NEW DELHI: The Serum Institute of India (SII), the world’s largest vaccine producer, said on Monday that it has applied for emergency use of Covishield, the first vaccine to be made in India for the coronavirus disease (COVID-19), even as experts questioned the timing of the move.
“As promised before the end of 2020 @seruminstindia has applied for emergency use authorization for the first made in India vaccine, COVISHIELD,” Adar Poonawalla, CEO of the SII, tweeted on Monday.
“This will save countless lives, and I thank the Government of India and Narendra Modi for the invaluable support,” he added.
The announcement followed news on Sunday reporting that Pfizer, an American multinational pharmaceutical corporation, had become the first company to apply for emergency use of its COVID-19 vaccine in India.
With more than 9.7 million infections and 141,000 deaths reported as of Monday, India is racing against time to contain the outbreak and daily spike in new cases and fatalities.
Experts, however, said the timing of the move is highly suspect, especially since the trial is still not complete.
“If a vaccine is used based on a half-baked trial, it is wrong … I don’t think the third stage of the trial is complete. Safety and infrastructure are two important parts in introducing any vaccine into the market,” Dr. Avinash Bhondwe, a doctor in the western Indian city of Pune, told Arab News.
Bhondwe, who is also a member of the Indian Medical Association, a premier medical body, added: “It is only when the trial is complete that you know about the side effects of the vaccine.”
He cited the example of a 40-year-old man, from the southern Indian city of Chennai, who sought $6 million in compensation from the SII two weeks ago, for developing “serious neurological and psychological symptoms” after taking a trial dose of the Covishield vaccine. The complainant also demanded the testing, manufacturing and distribution of the vaccine to be “stopped immediately.”
“If you approve a vaccine after an incomplete trial, it’s like playing with the lives of the people. This should not happen,” Bhondwe said, before questioning the “existing infrastructure in India to handle the vaccine distribution.”
“Both the Pfizer vaccine and the SII one need ultra-cold storage. In India, we don’t have facilities for ultra-cold storage everywhere,” he explained.
“Therefore, this rush to bring in vaccines is very dangerous,” he said.
It is a thought echoed by renowned virologist Dr. Jacob T. John, from the Christian Medical College in the southern Indian city of Vellore.
“The rush to bring vaccines into the market is driven by credit and profit, which I feel is not good,” he said, voicing concerns over the SII’s alleged attempts “to suppress the voice of Chennai-based individuals who claim to have suffered serious side effects after taking the vaccine shot.”

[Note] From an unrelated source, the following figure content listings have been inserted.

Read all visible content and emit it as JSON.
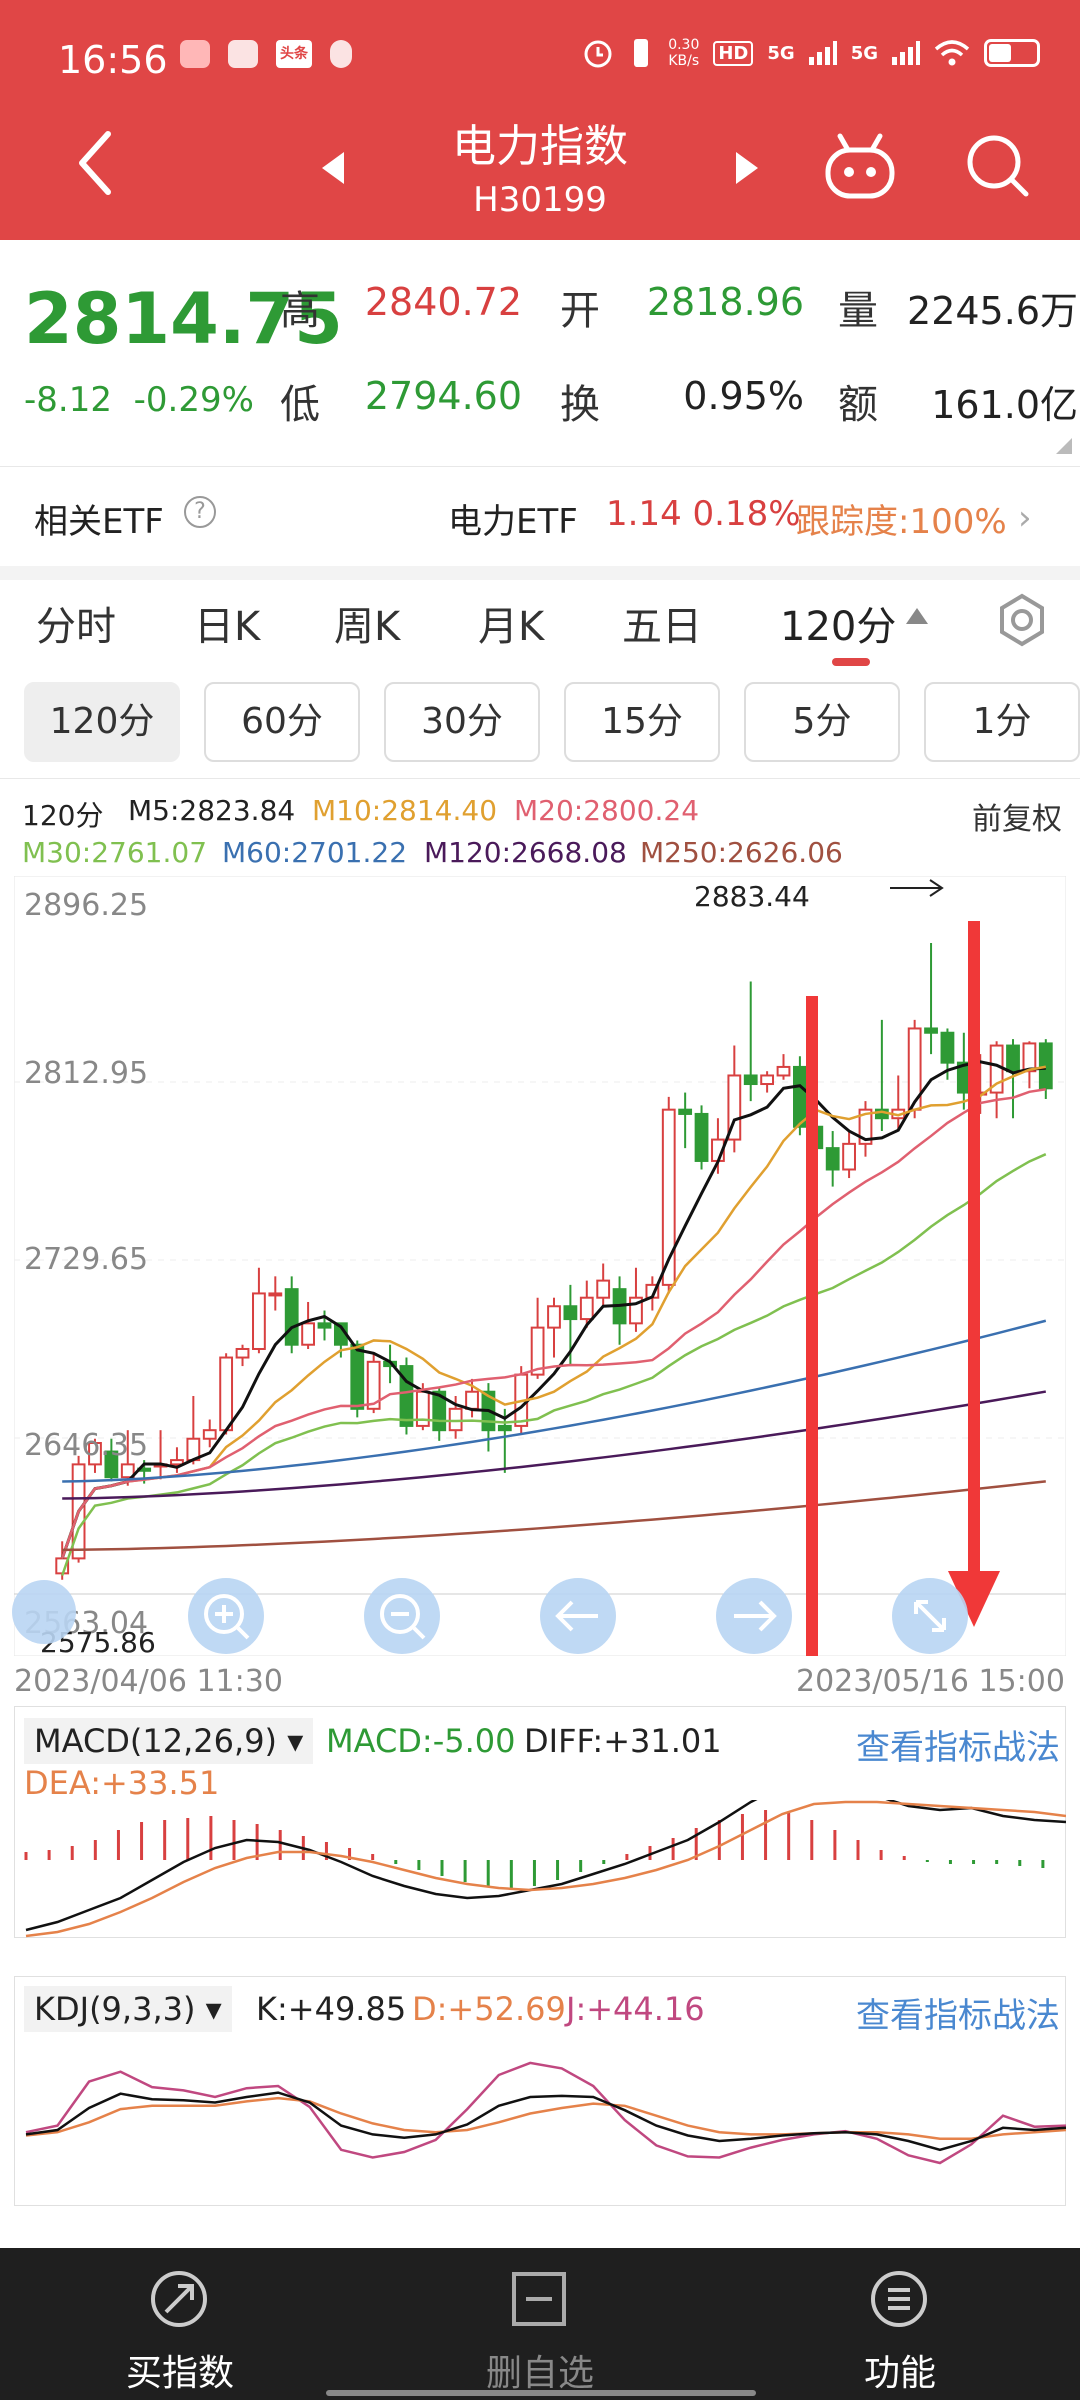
{
  "status_bar": {
    "time": "16:56",
    "net_speed": "0.30",
    "net_unit": "KB/s",
    "hd": "HD",
    "sig1": "5G",
    "sig2": "5G",
    "toutiao": "头条"
  },
  "header": {
    "title": "电力指数",
    "code": "H30199"
  },
  "quote": {
    "price": "2814.75",
    "change": "-8.12",
    "change_pct": "-0.29%",
    "high_label": "高",
    "high": "2840.72",
    "open_label": "开",
    "open": "2818.96",
    "volume_label": "量",
    "volume": "2245.6万",
    "low_label": "低",
    "low": "2794.60",
    "turnover_label": "换",
    "turnover": "0.95%",
    "amount_label": "额",
    "amount": "161.0亿"
  },
  "etf": {
    "label": "相关ETF",
    "help": "?",
    "name": "电力ETF",
    "price": "1.14",
    "pct": "0.18%",
    "tracking": "跟踪度:100%",
    "arrow": "›"
  },
  "period_tabs": [
    "分时",
    "日K",
    "周K",
    "月K",
    "五日",
    "120分"
  ],
  "active_tab": "120分",
  "sub_periods": [
    "120分",
    "60分",
    "30分",
    "15分",
    "5分",
    "1分"
  ],
  "chart_header": {
    "period": "120分",
    "m5": "M5:2823.84",
    "m10": "M10:2814.40",
    "m20": "M20:2800.24",
    "m30": "M30:2761.07",
    "m60": "M60:2701.22",
    "m120": "M120:2668.08",
    "m250": "M250:2626.06",
    "adjust": "前复权"
  },
  "colors": {
    "header_red": "#e04646",
    "up": "#d84040",
    "down": "#2e9a35",
    "m10": "#e0a030",
    "m20": "#e06070",
    "m30": "#80c050",
    "m60": "#3a70b0",
    "m120": "#4a1a5a",
    "m250": "#a05040",
    "arrow": "#f03838"
  },
  "chart_data": {
    "type": "candlestick",
    "y_ticks": [
      "2896.25",
      "2812.95",
      "2729.65",
      "2646.35",
      "2563.04"
    ],
    "high_marker": "2883.44",
    "low_marker": "2575.86",
    "start_date": "2023/04/06 11:30",
    "end_date": "2023/05/16 15:00",
    "y_range": [
      2563.04,
      2896.25
    ],
    "candles": [
      [
        2583,
        2590,
        2580,
        2598
      ],
      [
        2590,
        2634,
        2588,
        2638
      ],
      [
        2634,
        2644,
        2630,
        2646
      ],
      [
        2640,
        2628,
        2626,
        2646
      ],
      [
        2628,
        2634,
        2624,
        2650
      ],
      [
        2632,
        2631,
        2625,
        2636
      ],
      [
        2633,
        2634,
        2627,
        2650
      ],
      [
        2634,
        2636,
        2630,
        2642
      ],
      [
        2636,
        2646,
        2634,
        2666
      ],
      [
        2646,
        2650,
        2642,
        2655
      ],
      [
        2650,
        2684,
        2648,
        2686
      ],
      [
        2684,
        2688,
        2680,
        2690
      ],
      [
        2688,
        2714,
        2686,
        2726
      ],
      [
        2714,
        2714,
        2706,
        2722
      ],
      [
        2716,
        2690,
        2686,
        2722
      ],
      [
        2690,
        2700,
        2688,
        2710
      ],
      [
        2700,
        2698,
        2692,
        2706
      ],
      [
        2700,
        2690,
        2684,
        2698
      ],
      [
        2690,
        2660,
        2656,
        2692
      ],
      [
        2660,
        2682,
        2658,
        2686
      ],
      [
        2682,
        2680,
        2672,
        2690
      ],
      [
        2680,
        2652,
        2648,
        2684
      ],
      [
        2652,
        2668,
        2650,
        2672
      ],
      [
        2668,
        2650,
        2645,
        2670
      ],
      [
        2650,
        2660,
        2646,
        2666
      ],
      [
        2660,
        2668,
        2656,
        2674
      ],
      [
        2668,
        2650,
        2640,
        2672
      ],
      [
        2652,
        2650,
        2630,
        2660
      ],
      [
        2652,
        2676,
        2648,
        2680
      ],
      [
        2676,
        2698,
        2674,
        2712
      ],
      [
        2698,
        2708,
        2684,
        2712
      ],
      [
        2708,
        2702,
        2680,
        2718
      ],
      [
        2702,
        2712,
        2698,
        2720
      ],
      [
        2712,
        2720,
        2708,
        2728
      ],
      [
        2716,
        2700,
        2690,
        2722
      ],
      [
        2700,
        2712,
        2696,
        2726
      ],
      [
        2712,
        2718,
        2706,
        2722
      ],
      [
        2718,
        2800,
        2714,
        2806
      ],
      [
        2800,
        2798,
        2782,
        2808
      ],
      [
        2798,
        2776,
        2772,
        2802
      ],
      [
        2776,
        2786,
        2770,
        2796
      ],
      [
        2786,
        2816,
        2780,
        2830
      ],
      [
        2816,
        2812,
        2804,
        2860
      ],
      [
        2812,
        2816,
        2808,
        2818
      ],
      [
        2816,
        2820,
        2814,
        2826
      ],
      [
        2820,
        2792,
        2788,
        2825
      ],
      [
        2792,
        2782,
        2776,
        2808
      ],
      [
        2782,
        2772,
        2764,
        2790
      ],
      [
        2772,
        2784,
        2768,
        2790
      ],
      [
        2784,
        2800,
        2778,
        2804
      ],
      [
        2800,
        2796,
        2790,
        2842
      ],
      [
        2796,
        2800,
        2790,
        2816
      ],
      [
        2800,
        2838,
        2796,
        2842
      ],
      [
        2838,
        2836,
        2826,
        2878
      ],
      [
        2836,
        2822,
        2814,
        2838
      ],
      [
        2822,
        2808,
        2800,
        2836
      ],
      [
        2808,
        2808,
        2798,
        2826
      ],
      [
        2808,
        2830,
        2796,
        2832
      ],
      [
        2830,
        2818,
        2796,
        2833
      ],
      [
        2818,
        2831,
        2810,
        2832
      ],
      [
        2831,
        2810,
        2805,
        2833
      ]
    ]
  },
  "macd": {
    "select": "MACD(12,26,9)",
    "macd": "MACD:-5.00",
    "diff": "DIFF:+31.01",
    "dea": "DEA:+33.51",
    "link": "查看指标战法"
  },
  "kdj": {
    "select": "KDJ(9,3,3)",
    "k": "K:+49.85",
    "d": "D:+52.69",
    "j": "J:+44.16",
    "link": "查看指标战法"
  },
  "bottom_nav": [
    {
      "label": "买指数",
      "icon": "buy-index-icon"
    },
    {
      "label": "删自选",
      "icon": "remove-watchlist-icon"
    },
    {
      "label": "功能",
      "icon": "menu-icon"
    }
  ]
}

“I don’t know how to trust the SII after the incident. My respect for the institute is shattered after they failed to behave properly with the victim,” John told Arab News.
Pfizer and SII officials were unavailable for comment when contacted by Arab News on Monday.
Both the SII and Pfizer’s moves follow Prime Minister Narendra Modi’s three-city vaccine tour on Nov. 28 to get a “first-hand perspective of the preparations, challenges and roadmap in India’s endeavor to vaccinate its citizens.”
The premier’s tour included a visit to the SII, the Zydus Cadila plant in the western Indian state of Gujarat and the Bharat BioTech company in the southern Indian city of Hyderabad.
John, however, termed the visit a publicity stunt.
“Modi visiting the vaccine companies is just publicity for himself. India has not spent even a single penny in researching for a vaccine, but the Prime Minister of India wants credit for the vaccine,” he said.
Meanwhile, Delhi-based researcher on global health Dr. Anant Bhan drew attention to the lack of studies behind the production of the vaccine.
“Pfizer has done no study in India…If the vaccine is produced in India for Indian people without local (at least bridging) data, it will concern me,” Bhan told Arab News.
“The regulator should have strong control over such vaccines, and everything should be placed in the public domain. How are they addressing safety concerns?” he asked.
Arab News reached out to Dr. Vinod K. Paul, the government’s principal scientific advisor, but he declined to comment.
Bhan also highlighted the fact that the SII data was not in the public domain.
“They have to explain on what basis they are asking permission to produce the vaccine. We want more transparency and data in the public domain,” he said.
Meanwhile, Bhondwe questioned the silence of the country’s political leadership.
“The prime minister and health ministry officials know everything. They know that the vaccine is still in the trial stage. But they want to show the people that they are doing something. It is political grandstanding,” he said.